SYCAMORE - A grassroots effort to connect high school football teams with National Guard units is expanding.
Erik Baker, athletic director, football coach and intervention specialist for Mohawk Local School District and director of Ohio High School Football Coaches Association Region 2, and Brett Graham, a science teacher and major in Ohio Army National Guard, are coordinating Operation Buckeye Guard.
Through Operation Buckeye Guard, Ohio high school football teams are supporting Ohio National Guard units from 37th Infantry Brigade Combat Team, which is to deploy to Afghanistan in the fall, according to Baker.
Baker said as of Wednesday morning, 302 Ohio high schools had committed to at least having players wear decals on their helmets. Of those, 93 have offered to adopt a unit. Five to eight schools are added to the project daily, he said.
"We'll never turn anybody away. ... It grows every day," he said.
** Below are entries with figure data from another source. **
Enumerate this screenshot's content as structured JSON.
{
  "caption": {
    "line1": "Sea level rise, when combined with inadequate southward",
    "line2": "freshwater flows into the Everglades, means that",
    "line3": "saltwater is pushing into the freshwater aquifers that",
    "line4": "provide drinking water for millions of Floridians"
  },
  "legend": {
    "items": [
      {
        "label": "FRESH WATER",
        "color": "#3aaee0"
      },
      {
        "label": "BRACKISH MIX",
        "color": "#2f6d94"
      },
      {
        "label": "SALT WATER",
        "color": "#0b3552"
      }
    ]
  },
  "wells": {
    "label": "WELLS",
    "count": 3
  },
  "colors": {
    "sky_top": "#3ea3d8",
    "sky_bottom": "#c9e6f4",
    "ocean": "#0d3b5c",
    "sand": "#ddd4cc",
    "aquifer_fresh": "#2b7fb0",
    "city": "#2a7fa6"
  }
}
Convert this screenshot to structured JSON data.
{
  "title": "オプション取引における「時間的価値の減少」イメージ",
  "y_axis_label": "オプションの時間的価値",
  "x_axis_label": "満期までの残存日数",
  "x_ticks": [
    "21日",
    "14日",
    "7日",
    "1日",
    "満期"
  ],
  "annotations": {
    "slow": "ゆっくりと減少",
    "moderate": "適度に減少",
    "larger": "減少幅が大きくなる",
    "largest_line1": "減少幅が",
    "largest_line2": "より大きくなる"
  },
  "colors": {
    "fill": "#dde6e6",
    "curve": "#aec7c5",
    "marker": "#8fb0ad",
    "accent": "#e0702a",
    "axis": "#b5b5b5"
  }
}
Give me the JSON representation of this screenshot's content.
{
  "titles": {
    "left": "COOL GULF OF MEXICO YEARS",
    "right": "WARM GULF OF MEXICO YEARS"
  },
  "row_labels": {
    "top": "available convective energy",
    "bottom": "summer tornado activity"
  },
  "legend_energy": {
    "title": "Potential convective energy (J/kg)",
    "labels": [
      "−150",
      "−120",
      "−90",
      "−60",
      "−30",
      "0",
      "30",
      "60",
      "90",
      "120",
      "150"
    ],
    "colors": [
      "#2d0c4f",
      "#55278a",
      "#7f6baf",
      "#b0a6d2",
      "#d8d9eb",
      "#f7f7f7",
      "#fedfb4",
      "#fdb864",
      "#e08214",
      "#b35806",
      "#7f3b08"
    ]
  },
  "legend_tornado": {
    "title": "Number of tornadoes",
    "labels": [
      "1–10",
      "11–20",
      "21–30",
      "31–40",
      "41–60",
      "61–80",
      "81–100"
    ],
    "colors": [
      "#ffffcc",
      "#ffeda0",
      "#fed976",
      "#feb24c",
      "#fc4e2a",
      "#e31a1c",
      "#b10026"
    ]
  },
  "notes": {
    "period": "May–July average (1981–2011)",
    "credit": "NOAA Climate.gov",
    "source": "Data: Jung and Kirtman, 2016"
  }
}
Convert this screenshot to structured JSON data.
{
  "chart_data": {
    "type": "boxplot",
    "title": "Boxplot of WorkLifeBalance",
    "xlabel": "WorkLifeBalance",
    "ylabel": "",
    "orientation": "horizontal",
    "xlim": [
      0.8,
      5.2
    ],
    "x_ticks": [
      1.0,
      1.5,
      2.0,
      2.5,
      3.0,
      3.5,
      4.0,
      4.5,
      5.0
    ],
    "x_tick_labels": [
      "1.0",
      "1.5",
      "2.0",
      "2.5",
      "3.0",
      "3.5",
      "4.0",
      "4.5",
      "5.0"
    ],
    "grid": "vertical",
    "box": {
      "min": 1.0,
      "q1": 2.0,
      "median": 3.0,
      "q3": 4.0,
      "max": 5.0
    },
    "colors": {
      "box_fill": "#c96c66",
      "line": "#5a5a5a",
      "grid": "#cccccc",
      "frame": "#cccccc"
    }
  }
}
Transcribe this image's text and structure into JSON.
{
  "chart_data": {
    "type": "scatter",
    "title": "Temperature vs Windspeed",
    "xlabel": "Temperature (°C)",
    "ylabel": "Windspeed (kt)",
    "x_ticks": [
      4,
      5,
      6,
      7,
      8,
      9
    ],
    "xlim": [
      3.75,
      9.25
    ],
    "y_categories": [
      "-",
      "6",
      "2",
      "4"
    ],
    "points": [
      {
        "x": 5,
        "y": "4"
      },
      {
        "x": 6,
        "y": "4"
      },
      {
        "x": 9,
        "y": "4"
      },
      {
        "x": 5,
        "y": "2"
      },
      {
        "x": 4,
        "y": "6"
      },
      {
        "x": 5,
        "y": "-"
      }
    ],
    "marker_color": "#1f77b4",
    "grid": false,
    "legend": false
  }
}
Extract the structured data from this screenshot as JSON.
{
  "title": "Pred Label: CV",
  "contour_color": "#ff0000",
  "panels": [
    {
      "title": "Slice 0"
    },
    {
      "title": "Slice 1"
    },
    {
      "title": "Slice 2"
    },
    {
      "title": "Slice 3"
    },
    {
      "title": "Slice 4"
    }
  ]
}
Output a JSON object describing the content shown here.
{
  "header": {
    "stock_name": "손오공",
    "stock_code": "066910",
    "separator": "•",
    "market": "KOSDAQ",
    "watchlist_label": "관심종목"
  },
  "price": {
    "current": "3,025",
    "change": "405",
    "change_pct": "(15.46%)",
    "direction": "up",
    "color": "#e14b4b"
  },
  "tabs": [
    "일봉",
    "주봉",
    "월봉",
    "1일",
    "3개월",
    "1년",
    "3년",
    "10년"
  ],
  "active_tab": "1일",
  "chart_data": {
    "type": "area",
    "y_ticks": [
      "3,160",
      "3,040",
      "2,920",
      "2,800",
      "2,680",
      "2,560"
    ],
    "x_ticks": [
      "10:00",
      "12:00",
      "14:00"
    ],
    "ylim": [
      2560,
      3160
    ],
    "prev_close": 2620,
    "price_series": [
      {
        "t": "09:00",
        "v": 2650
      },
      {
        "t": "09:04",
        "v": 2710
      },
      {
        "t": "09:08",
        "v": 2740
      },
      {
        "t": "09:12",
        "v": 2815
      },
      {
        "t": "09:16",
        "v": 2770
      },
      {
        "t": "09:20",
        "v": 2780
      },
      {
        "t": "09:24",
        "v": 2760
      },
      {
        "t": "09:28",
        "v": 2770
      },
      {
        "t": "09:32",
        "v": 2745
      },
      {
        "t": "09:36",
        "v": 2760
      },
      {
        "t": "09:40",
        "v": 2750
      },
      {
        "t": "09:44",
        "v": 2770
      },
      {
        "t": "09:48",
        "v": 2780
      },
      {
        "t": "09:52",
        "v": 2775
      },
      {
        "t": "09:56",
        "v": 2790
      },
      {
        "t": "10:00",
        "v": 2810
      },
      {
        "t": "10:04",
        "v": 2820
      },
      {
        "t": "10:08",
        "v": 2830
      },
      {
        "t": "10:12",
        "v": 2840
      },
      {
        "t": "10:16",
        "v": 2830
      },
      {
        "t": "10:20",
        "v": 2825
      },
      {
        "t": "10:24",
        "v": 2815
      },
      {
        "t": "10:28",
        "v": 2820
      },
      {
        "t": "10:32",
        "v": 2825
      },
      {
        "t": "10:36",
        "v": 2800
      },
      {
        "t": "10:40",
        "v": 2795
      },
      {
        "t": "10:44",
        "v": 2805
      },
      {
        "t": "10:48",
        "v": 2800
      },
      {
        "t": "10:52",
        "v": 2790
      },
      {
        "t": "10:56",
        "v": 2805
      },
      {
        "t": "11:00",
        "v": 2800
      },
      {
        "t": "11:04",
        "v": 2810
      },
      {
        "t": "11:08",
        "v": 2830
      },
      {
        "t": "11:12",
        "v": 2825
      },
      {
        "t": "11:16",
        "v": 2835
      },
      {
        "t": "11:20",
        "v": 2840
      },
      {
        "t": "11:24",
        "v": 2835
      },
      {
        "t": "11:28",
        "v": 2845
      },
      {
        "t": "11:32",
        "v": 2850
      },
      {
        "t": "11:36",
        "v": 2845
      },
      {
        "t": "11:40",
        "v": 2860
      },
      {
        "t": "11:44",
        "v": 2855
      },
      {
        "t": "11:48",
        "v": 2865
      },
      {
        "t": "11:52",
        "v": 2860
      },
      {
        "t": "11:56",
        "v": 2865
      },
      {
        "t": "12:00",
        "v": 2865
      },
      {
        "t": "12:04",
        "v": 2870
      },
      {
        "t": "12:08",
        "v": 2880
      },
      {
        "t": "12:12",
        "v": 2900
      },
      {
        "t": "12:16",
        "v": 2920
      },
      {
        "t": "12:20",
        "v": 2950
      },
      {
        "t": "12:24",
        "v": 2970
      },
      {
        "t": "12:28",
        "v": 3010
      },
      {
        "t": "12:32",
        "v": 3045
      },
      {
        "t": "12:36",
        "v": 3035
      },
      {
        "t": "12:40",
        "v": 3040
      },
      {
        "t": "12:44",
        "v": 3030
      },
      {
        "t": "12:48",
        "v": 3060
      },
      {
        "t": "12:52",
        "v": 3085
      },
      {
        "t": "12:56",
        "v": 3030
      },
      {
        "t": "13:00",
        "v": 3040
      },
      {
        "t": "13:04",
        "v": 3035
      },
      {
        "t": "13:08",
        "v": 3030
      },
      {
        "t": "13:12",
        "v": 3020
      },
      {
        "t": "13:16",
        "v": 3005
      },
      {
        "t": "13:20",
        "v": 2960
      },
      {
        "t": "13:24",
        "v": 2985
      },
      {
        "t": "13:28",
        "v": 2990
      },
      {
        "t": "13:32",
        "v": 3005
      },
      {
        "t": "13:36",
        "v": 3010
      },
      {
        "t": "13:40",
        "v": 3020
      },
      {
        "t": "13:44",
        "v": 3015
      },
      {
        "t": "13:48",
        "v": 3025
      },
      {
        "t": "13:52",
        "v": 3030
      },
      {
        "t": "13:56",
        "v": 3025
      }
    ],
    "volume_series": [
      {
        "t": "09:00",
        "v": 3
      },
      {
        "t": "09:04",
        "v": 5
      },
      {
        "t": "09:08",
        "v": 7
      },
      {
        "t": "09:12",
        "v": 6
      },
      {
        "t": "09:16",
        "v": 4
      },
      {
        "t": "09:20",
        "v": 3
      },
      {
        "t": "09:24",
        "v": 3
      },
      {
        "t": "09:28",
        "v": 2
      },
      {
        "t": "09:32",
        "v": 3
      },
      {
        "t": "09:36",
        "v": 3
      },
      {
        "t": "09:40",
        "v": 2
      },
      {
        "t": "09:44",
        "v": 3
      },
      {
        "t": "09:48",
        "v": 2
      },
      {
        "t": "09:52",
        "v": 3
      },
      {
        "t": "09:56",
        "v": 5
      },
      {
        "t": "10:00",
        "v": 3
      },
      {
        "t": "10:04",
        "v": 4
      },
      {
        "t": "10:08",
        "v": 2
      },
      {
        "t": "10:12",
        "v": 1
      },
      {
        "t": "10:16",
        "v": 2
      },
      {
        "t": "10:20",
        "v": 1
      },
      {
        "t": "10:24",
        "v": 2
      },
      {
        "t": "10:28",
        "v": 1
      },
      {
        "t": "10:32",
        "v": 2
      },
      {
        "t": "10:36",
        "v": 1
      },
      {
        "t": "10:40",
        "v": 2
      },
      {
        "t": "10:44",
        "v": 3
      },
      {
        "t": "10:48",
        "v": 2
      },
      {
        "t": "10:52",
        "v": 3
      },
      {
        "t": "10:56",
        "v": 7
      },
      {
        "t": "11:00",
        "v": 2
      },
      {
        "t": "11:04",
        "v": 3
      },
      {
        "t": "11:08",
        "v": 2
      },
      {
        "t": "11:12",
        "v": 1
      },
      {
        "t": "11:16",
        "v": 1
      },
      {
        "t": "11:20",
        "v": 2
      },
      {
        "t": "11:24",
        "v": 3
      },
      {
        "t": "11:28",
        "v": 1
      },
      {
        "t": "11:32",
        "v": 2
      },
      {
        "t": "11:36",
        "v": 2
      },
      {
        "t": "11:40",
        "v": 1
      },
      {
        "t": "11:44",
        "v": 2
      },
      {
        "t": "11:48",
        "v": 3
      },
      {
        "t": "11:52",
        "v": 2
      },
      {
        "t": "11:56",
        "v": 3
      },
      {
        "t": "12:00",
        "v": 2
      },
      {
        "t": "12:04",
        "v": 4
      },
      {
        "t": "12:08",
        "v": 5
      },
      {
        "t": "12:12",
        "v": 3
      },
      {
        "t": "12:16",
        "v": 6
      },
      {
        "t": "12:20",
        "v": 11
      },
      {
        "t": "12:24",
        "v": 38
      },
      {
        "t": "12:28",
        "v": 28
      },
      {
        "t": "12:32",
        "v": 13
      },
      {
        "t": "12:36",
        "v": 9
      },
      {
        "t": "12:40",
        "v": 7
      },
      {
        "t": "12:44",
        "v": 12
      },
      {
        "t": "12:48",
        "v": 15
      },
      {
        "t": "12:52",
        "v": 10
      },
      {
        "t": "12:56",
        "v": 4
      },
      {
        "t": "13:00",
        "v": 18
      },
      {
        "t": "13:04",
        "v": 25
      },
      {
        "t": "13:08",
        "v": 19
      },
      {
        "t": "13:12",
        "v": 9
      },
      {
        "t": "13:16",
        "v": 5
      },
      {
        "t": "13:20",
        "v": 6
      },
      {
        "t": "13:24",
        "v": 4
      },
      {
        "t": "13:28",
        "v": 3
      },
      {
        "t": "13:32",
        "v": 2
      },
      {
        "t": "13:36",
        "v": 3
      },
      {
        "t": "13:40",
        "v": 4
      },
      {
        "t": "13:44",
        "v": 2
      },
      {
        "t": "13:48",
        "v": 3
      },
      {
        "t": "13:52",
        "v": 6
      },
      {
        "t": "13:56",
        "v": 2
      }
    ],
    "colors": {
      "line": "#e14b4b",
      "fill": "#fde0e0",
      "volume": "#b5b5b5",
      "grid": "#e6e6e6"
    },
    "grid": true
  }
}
Mailings were sent, and schools interested in participating in the project could contact Baker. From there, the contact information is passed along to National Guard, and schools are provided stickers and banners. Recruiters who already are placed in schools are helping make connections between football teams and National Guard units.
"We just, through the military channels, match up a school," Graham said.
Corporate sponsors are helping fund the cost of materials.
Mohawk is adopting the 1-148th Infantry Unit, which is known as Charlie Company.
Graham said 3,200 to 3,600 soldiers who are part of Infantry Brigade Combat Team, which the Tiffin unit is part of, are to be deployed. It is going to have a big impact when soldiers get ready to leave in the next couple of months, he said.
"The vast majority of this (group) is from Ohio," he said.
Personnel from Ohio National Guard's recruiting and retention battalion and the 37th Infantry Brigade Combat Team worked with Mohawk's high school and junior high school football players during a leadership exercise Wednesday morning.
According to Baker, the day included obstacle negotiation, a rock climbing wall, race carts, fitness work and instruction in health and wellness, decision-making, drug and substance abuse education and Army values.
Baker said the curriculum includes lessons in fitness, leadership and teamwork. The program also includes a classroom session about setting goals and leadership.
"You don't have to be a yeller to be a leader," he said.
"Don't leave nobody" and "Let's go" could be heard as players participated in the boot camp.
Senior Jonathon Morter, a captain on the football team, said players learned quickly they had to work more as a team and do things in unison.
"It was good," he said. "We started out really rough."
Morter said the National Guard soldiers were a lot of fun.
"We look forward to it when they come out to our games on Friday nights," he said.
Pvt. Chad Shellhouse, a 2011 Mohawk graduate in National Guard, is to go to basic training and Fort Lee, Va., to work on helicopters before enrolling at Ohio State University to take Reserve Officers Training Corps classes and obtain a sports medicine degree.
Shellhouse, who played on the Mohawk football team, helped with camp. He appeared on the December page in a National Guard calendar.
"I'm proud of it," he said.
Players participating in the boot camp were given water breaks, and a trainer, student trainers and hydration team were present at the camp. Army officials are well aware of the signs and symptoms of heat stroke, Graham said.